Bukan sekadar firasat, melainkan berdasarkan olah pikir atas perkataan yang pernah didengarnya. Iya, semua perayaan yang dilakukan sahabatnya itu bersama keluarga di kampung, Andi tahu benar.
Dia tidak menjawab. Telinganya menjauh beberapa jengkal dari telepon seluler. Sengaja dia hidupkan pengeras suara.
"Brooo" Suara Andi semakin besar. Andi semakin khawatir kesedihan sahabatnya semakin parah.
"Sudah Bro, jangan dipikir dalam-dalam"
Dia masih bergeming. Seolah masa bodoh dengan pertanyaan itu. Tangannya ditempelkan di kepala. Memijat-mijat dahinya. Seakan-akan, ingin menghibur pikirannya yang masih tenggelam dan sulit beranjak dari bayangan kesedihan.
"Kamu hebat Bro"
Dia sedikit mengangkat wajah. Keningnya berkerut. Tidak ada angin tidak ada hujan, dia heran mengapa tiba-tiba sahabatnya yang dikenal sejak SMA itu, memujinya.

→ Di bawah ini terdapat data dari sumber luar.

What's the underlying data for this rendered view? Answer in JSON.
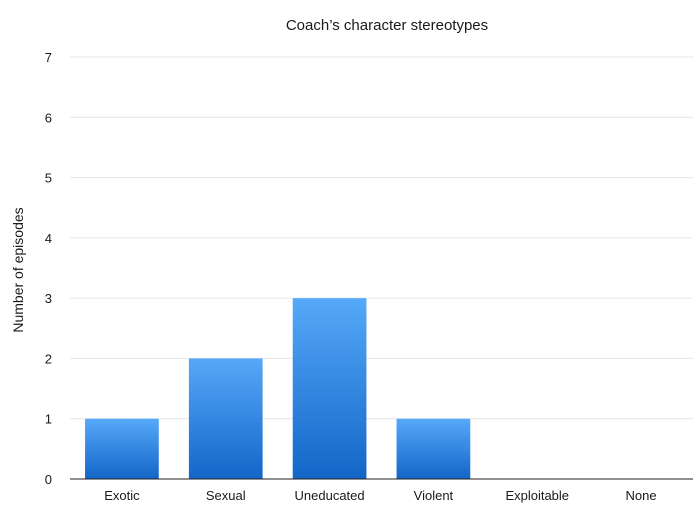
{
  "chart_data": {
    "type": "bar",
    "title": "Coach’s character stereotypes",
    "xlabel": "",
    "ylabel": "Number of episodes",
    "categories": [
      "Exotic",
      "Sexual",
      "Uneducated",
      "Violent",
      "Exploitable",
      "None"
    ],
    "values": [
      1,
      2,
      3,
      1,
      0,
      0
    ],
    "ylim": [
      0,
      7
    ],
    "yticks": [
      "0",
      "1",
      "2",
      "3",
      "4",
      "5",
      "6",
      "7"
    ],
    "grid": true,
    "legend": "none",
    "colors": {
      "bar_top": "#56a8f8",
      "bar_bottom": "#1366c8"
    }
  }
}
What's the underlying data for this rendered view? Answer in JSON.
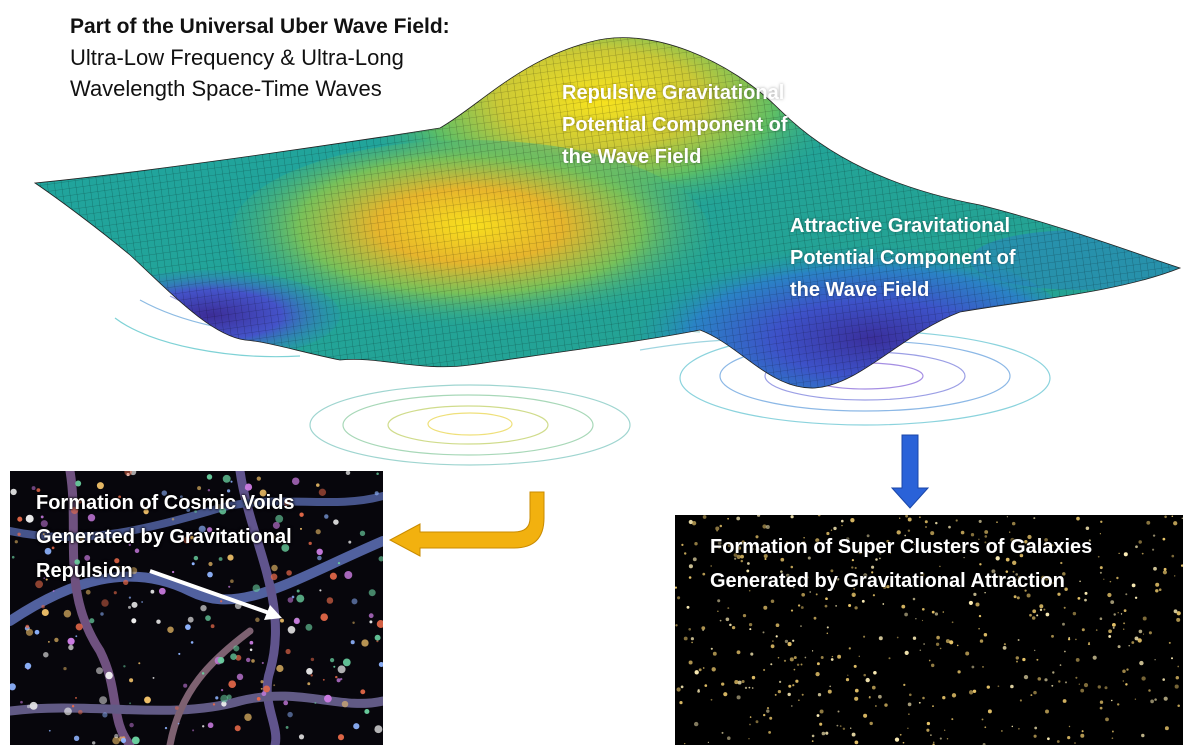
{
  "header": {
    "title": "Part of the Universal Uber Wave Field:",
    "subtitle_line1": "Ultra-Low Frequency & Ultra-Long",
    "subtitle_line2": "Wavelength  Space-Time Waves"
  },
  "wave_labels": {
    "repulsive": [
      "Repulsive Gravitational",
      "Potential Component of",
      "the Wave Field"
    ],
    "attractive": [
      "Attractive Gravitational",
      "Potential Component of",
      "the Wave Field"
    ]
  },
  "panels": {
    "voids": {
      "lines": [
        "Formation of Cosmic Voids",
        "Generated by Gravitational",
        "Repulsion"
      ]
    },
    "clusters": {
      "lines": [
        "Formation of Super Clusters of Galaxies",
        "Generated by Gravitational Attraction"
      ]
    }
  },
  "colors": {
    "surface_high": "#f7e11e",
    "surface_mid": "#22a39a",
    "surface_low": "#3b2f9e",
    "orange_arrow": "#f2b10f",
    "blue_arrow": "#2a62d8",
    "cluster_star": "#e8c56a"
  }
}
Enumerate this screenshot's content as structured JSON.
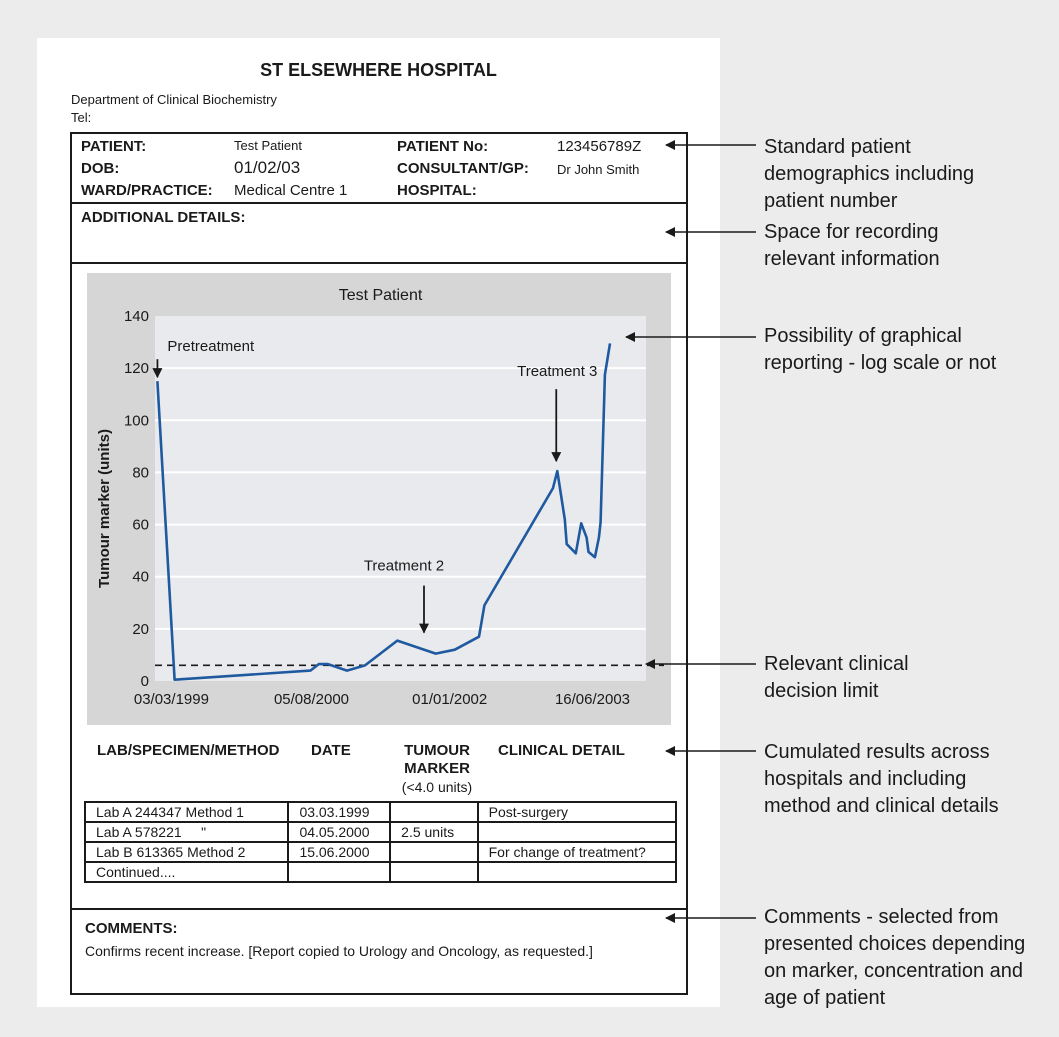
{
  "report": {
    "hospital_name": "ST ELSEWHERE HOSPITAL",
    "department": "Department of Clinical Biochemistry",
    "tel_label": "Tel:",
    "patient_label": "PATIENT:",
    "patient_value": "Test Patient",
    "patient_no_label": "PATIENT No:",
    "patient_no_value": "123456789Z",
    "dob_label": "DOB:",
    "dob_value": "01/02/03",
    "consultant_label": "CONSULTANT/GP:",
    "consultant_value": "Dr John Smith",
    "ward_label": "WARD/PRACTICE:",
    "ward_value": "Medical Centre 1",
    "hospital_label": "HOSPITAL:",
    "additional_label": "ADDITIONAL DETAILS:"
  },
  "chart_data": {
    "type": "line",
    "title": "Test Patient",
    "xlabel": "",
    "ylabel": "Tumour marker (units)",
    "ylim": [
      0,
      140
    ],
    "yticks": [
      0,
      20,
      40,
      60,
      80,
      100,
      120,
      140
    ],
    "xlim": [
      "1999-01-01",
      "2004-01-01"
    ],
    "xticks": [
      {
        "date": "1999-03-03",
        "label": "03/03/1999"
      },
      {
        "date": "2000-08-05",
        "label": "05/08/2000"
      },
      {
        "date": "2002-01-01",
        "label": "01/01/2002"
      },
      {
        "date": "2003-06-16",
        "label": "16/06/2003"
      }
    ],
    "grid": true,
    "decision_limit": 6,
    "series": [
      {
        "name": "",
        "color": "#1f5aa0",
        "points": [
          [
            "1999-01-10",
            115
          ],
          [
            "1999-03-15",
            0.5
          ],
          [
            "2000-08-01",
            4
          ],
          [
            "2000-09-01",
            6.5
          ],
          [
            "2000-10-05",
            6.5
          ],
          [
            "2000-12-15",
            4
          ],
          [
            "2001-02-20",
            6
          ],
          [
            "2001-06-20",
            15.5
          ],
          [
            "2001-11-10",
            10.5
          ],
          [
            "2002-01-20",
            12
          ],
          [
            "2002-04-20",
            17
          ],
          [
            "2002-05-10",
            29
          ],
          [
            "2003-01-20",
            74
          ],
          [
            "2003-02-05",
            80.5
          ],
          [
            "2003-03-05",
            62
          ],
          [
            "2003-03-12",
            52.5
          ],
          [
            "2003-04-15",
            49
          ],
          [
            "2003-05-05",
            60.5
          ],
          [
            "2003-05-25",
            55
          ],
          [
            "2003-06-01",
            49.5
          ],
          [
            "2003-06-25",
            47.5
          ],
          [
            "2003-07-10",
            55
          ],
          [
            "2003-07-16",
            61
          ],
          [
            "2003-08-01",
            117.5
          ],
          [
            "2003-08-20",
            129.5
          ]
        ]
      }
    ],
    "annotations": [
      {
        "text": "Pretreatment",
        "date": "1999-01-10",
        "value": 115
      },
      {
        "text": "Treatment 2",
        "date": "2001-07-15",
        "value": 15.5
      },
      {
        "text": "Treatment 3",
        "date": "2003-02-05",
        "value": 80.5
      }
    ]
  },
  "results": {
    "col_lab": "LAB/SPECIMEN/METHOD",
    "col_date": "DATE",
    "col_marker_1": "TUMOUR",
    "col_marker_2": "MARKER",
    "col_marker_3": "(<4.0 units)",
    "col_clinical": "CLINICAL DETAIL",
    "rows": [
      {
        "lab": "Lab A 244347 Method 1",
        "date": "03.03.1999",
        "marker": "",
        "clinical": "Post-surgery"
      },
      {
        "lab": "Lab A 578221     \"",
        "date": "04.05.2000",
        "marker": "2.5 units",
        "clinical": ""
      },
      {
        "lab": "Lab B 613365 Method 2",
        "date": "15.06.2000",
        "marker": "",
        "clinical": "For change of treatment?"
      },
      {
        "lab": "Continued....",
        "date": "",
        "marker": "",
        "clinical": ""
      }
    ]
  },
  "comments": {
    "label": "COMMENTS:",
    "text": "Confirms recent increase. [Report copied to Urology and Oncology, as requested.]"
  },
  "callouts": [
    {
      "lines": [
        "Standard patient",
        "demographics including",
        "patient number"
      ]
    },
    {
      "lines": [
        "Space for recording",
        "relevant information"
      ]
    },
    {
      "lines": [
        "Possibility of graphical",
        "reporting - log scale or not"
      ]
    },
    {
      "lines": [
        "Relevant clinical",
        "decision limit"
      ]
    },
    {
      "lines": [
        "Cumulated results across",
        "hospitals and including",
        "method and clinical details"
      ]
    },
    {
      "lines": [
        "Comments - selected from",
        "presented choices depending",
        "on marker, concentration and",
        "age of patient"
      ]
    }
  ]
}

"Maksudnya?" Sebuah kata pertanyaan mulai keluar dari bibirnya.
"Iya, kamu hebat" Pujian kedua dilontarkan. Belum pula dengan alasan.
"Apa sih maksudmu!"
"Kamu hebat bro, tidak pulang kampung. Yesus, yang kamu dan aku sembah, pasti bangga dengan perbuatanmu" Kemarin, Andi sudah tahu bahwa ibunya melarang pulang. Ibunya sendiri langsung meminta Andi untuk menahannya pulang.